Un momento de ‘La Caridad’ di Angelica Liddell.

 Al teatro Elfo Puccini di Milano, per le repliche di ‘Riccardo III’ con Paolo Pierobon, nonostante la sala Shakespeare sia così grande da contenere mezzo migliaia di spettatori per volta, si trovano giusto ormai gli ultimi posti in alto, verso l’uscita, poltrone intorno al 30 fila U, per il 1 o il 2 aprile. Del resto questa produzione di un certo rilievo, del Teatro Stabile di Torino con Bolzano ed Emilia Romagna Teatro, ruota attorno a un nome di grande richiamo, come Pierobon appunto, che è pure milanese di formazione teatrale.

Lo si vede persino nello sguardo affettuoso e compiaciuto con cui nell’intervallo scende in sala Elio De Capitani, a dare un’occhiata alle reazioni del pubblico per quel mostro di bravura che è diventato il ‘suo’ attore di vent’anni fa: Pierobon, prima dell'affermazione con Luca Ronconi, si è fatto conoscere vincendo il premio come miglior attore emergente, nel lontano 2003, quando era doppiamente impegnato a Milano, nello spettacolo sul caso Pinelli dal testo di Dario Fo, firmato dai due fondatori dell’Elfo Bruni e De Capitani, nonché in un ‘Finale di partita’ da Beckett di Lorenzo Loris (all’Out Off). Questo, peraltro, i tanti ragazzi in platea non possono certo saperlo.

E bisogna pure registrare, di nuovo, la buona notizia che un altro teatro milanese, l’Elfo, arrivato al significativo giro di boa dei 50 anni, accoglie un pubblico folto e non solo di tradizionali appassionati del teatro, boomers o giù di lì, anzi addirittura su da lì.

La stessa trasposizione attualizzata nel nostro mondo post-populista di questo ‘Riccardo III’ può irritare i palati cult, e in effetti ha suscitato anche critiche negative, ma tutto sommato diverte e intrattiene il pubblico più giovane.

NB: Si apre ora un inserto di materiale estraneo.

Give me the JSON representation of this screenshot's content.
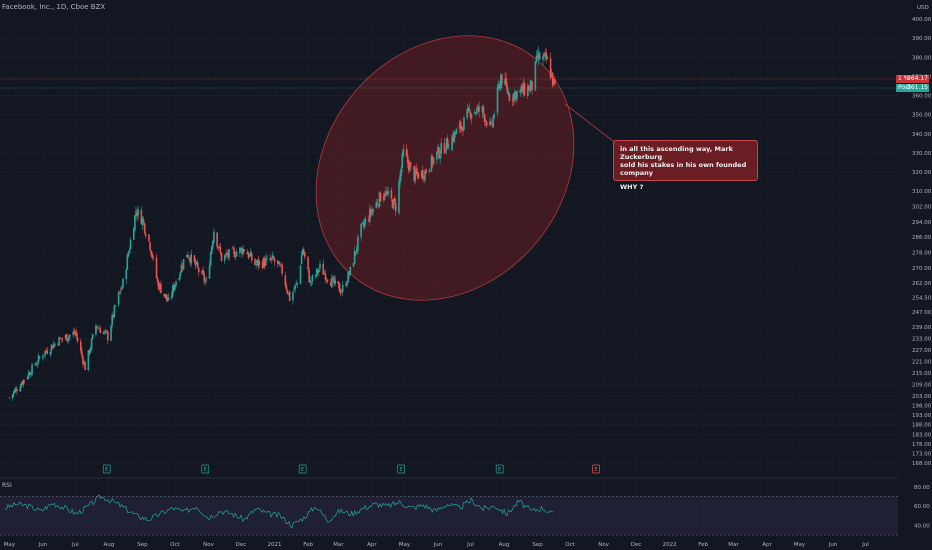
{
  "header": {
    "title": "Facebook, Inc., 1D, Cboe BZX"
  },
  "price_axis": {
    "currency": "USD",
    "last_price_tag": {
      "label": "1 %",
      "value": "364.17"
    },
    "post_price_tag": {
      "label": "Post",
      "value": "361.15"
    }
  },
  "annotation": {
    "line1": "in all this ascending way, Mark Zuckerburg",
    "line2": "sold his stakes in his own founded company",
    "line3": "WHY ?"
  },
  "rsi": {
    "label": "RSI"
  },
  "colors": {
    "up": "#26a69a",
    "down": "#ef5350",
    "background": "#131722",
    "rsi_line": "#26a69a",
    "ellipse_fill": "#7a2024"
  },
  "chart_data": {
    "type": "candlestick",
    "title": "Facebook, Inc., 1D, Cboe BZX",
    "y_ticks": [
      400,
      390,
      380,
      370,
      360,
      350,
      340,
      330,
      320,
      310,
      302,
      294,
      286,
      278,
      270,
      262,
      254.5,
      247,
      239,
      233,
      227,
      221,
      215,
      209,
      203,
      198,
      193,
      188,
      183,
      178,
      173,
      168
    ],
    "ylim": [
      168,
      400
    ],
    "x_ticks": [
      "May",
      "Jun",
      "Jul",
      "Aug",
      "Sep",
      "Oct",
      "Nov",
      "Dec",
      "2021",
      "Feb",
      "Mar",
      "Apr",
      "May",
      "Jun",
      "Jul",
      "Aug",
      "Sep",
      "Oct",
      "Nov",
      "Dec",
      "2022",
      "Feb",
      "Mar",
      "Apr",
      "May",
      "Jun",
      "Jul"
    ],
    "close_path": [
      [
        "2020-05-01",
        202
      ],
      [
        "2020-05-15",
        212
      ],
      [
        "2020-06-01",
        225
      ],
      [
        "2020-06-15",
        232
      ],
      [
        "2020-07-01",
        236
      ],
      [
        "2020-07-10",
        218
      ],
      [
        "2020-07-20",
        240
      ],
      [
        "2020-07-31",
        234
      ],
      [
        "2020-08-07",
        250
      ],
      [
        "2020-08-14",
        262
      ],
      [
        "2020-08-26",
        300
      ],
      [
        "2020-09-01",
        295
      ],
      [
        "2020-09-08",
        282
      ],
      [
        "2020-09-15",
        262
      ],
      [
        "2020-09-25",
        252
      ],
      [
        "2020-10-01",
        262
      ],
      [
        "2020-10-12",
        278
      ],
      [
        "2020-10-19",
        272
      ],
      [
        "2020-10-30",
        262
      ],
      [
        "2020-11-06",
        290
      ],
      [
        "2020-11-13",
        275
      ],
      [
        "2020-11-25",
        278
      ],
      [
        "2020-12-04",
        280
      ],
      [
        "2020-12-14",
        272
      ],
      [
        "2020-12-31",
        274
      ],
      [
        "2021-01-08",
        268
      ],
      [
        "2021-01-15",
        254
      ],
      [
        "2021-01-22",
        262
      ],
      [
        "2021-01-27",
        280
      ],
      [
        "2021-02-03",
        262
      ],
      [
        "2021-02-12",
        270
      ],
      [
        "2021-02-24",
        262
      ],
      [
        "2021-03-04",
        258
      ],
      [
        "2021-03-12",
        268
      ],
      [
        "2021-03-22",
        290
      ],
      [
        "2021-04-01",
        300
      ],
      [
        "2021-04-12",
        310
      ],
      [
        "2021-04-23",
        302
      ],
      [
        "2021-04-30",
        330
      ],
      [
        "2021-05-10",
        318
      ],
      [
        "2021-05-20",
        320
      ],
      [
        "2021-06-01",
        330
      ],
      [
        "2021-06-10",
        335
      ],
      [
        "2021-06-24",
        345
      ],
      [
        "2021-07-01",
        352
      ],
      [
        "2021-07-12",
        352
      ],
      [
        "2021-07-20",
        342
      ],
      [
        "2021-07-29",
        370
      ],
      [
        "2021-08-06",
        360
      ],
      [
        "2021-08-16",
        362
      ],
      [
        "2021-08-27",
        365
      ],
      [
        "2021-09-01",
        380
      ],
      [
        "2021-09-10",
        378
      ],
      [
        "2021-09-17",
        364
      ]
    ],
    "last_price": 364.17,
    "post_market_price": 361.15,
    "earnings_markers": [
      "2020-07-30",
      "2020-10-29",
      "2021-01-27",
      "2021-04-28",
      "2021-07-28",
      "2021-10-25"
    ],
    "rsi": {
      "ylim": [
        30,
        85
      ],
      "ticks": [
        80,
        60,
        40
      ],
      "overbought": 70,
      "oversold": 30,
      "values": [
        58,
        62,
        60,
        55,
        63,
        58,
        52,
        60,
        70,
        65,
        58,
        50,
        46,
        52,
        58,
        54,
        60,
        48,
        55,
        52,
        46,
        57,
        52,
        50,
        40,
        48,
        60,
        45,
        55,
        52,
        58,
        62,
        60,
        64,
        58,
        61,
        55,
        62,
        58,
        66,
        57,
        60,
        52,
        65,
        55,
        58,
        50
      ]
    }
  }
}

Sembrano persino entusiasti, poi, i protagonisti del variegato mondo dello spettacolo milanese intravisti in platea, da un volto noto di Radio DeeJay e della tv a diversi attori meno conosciuti.

Tra i gruppetti di ragazzi che sciamano verso casa intorno alla mezzanotte, in ogni caso, le preoccupazioni più urgenti sembrano quelle relative ai genitori che li aspettano fuori con l’automobile, ai compiti per la scuola dell’indomani, all’amica che chissà perché s’è addormentata durante il secondo atto.

L’effetto ‘pugno nella stomaco’ che la firma dell’innovativa regista ungherese Kriszta Székely suggeriva sulla carta, rischia d’essersi forse un po’ già perso per strada, ma era abbastanza prevedibile: l’attualizzazione deve fare i conti in prima battuta con quest’epoca di grandi indifferenze, in secondo luogo con la storia effettiva del mondo reale, che s’incarica ogni giorno di spostare i riferimenti da una parte o dall’altra, con il rischio di far confondere le figure sullo sfondo, che in questo Riccardo III d’inizio 2023 potrebbero essere un Orban o qualcun altro leader neo-populista, e - perché no? - persino Zelensky o, addirittura, visto il finale, una Meloni di chissà dove…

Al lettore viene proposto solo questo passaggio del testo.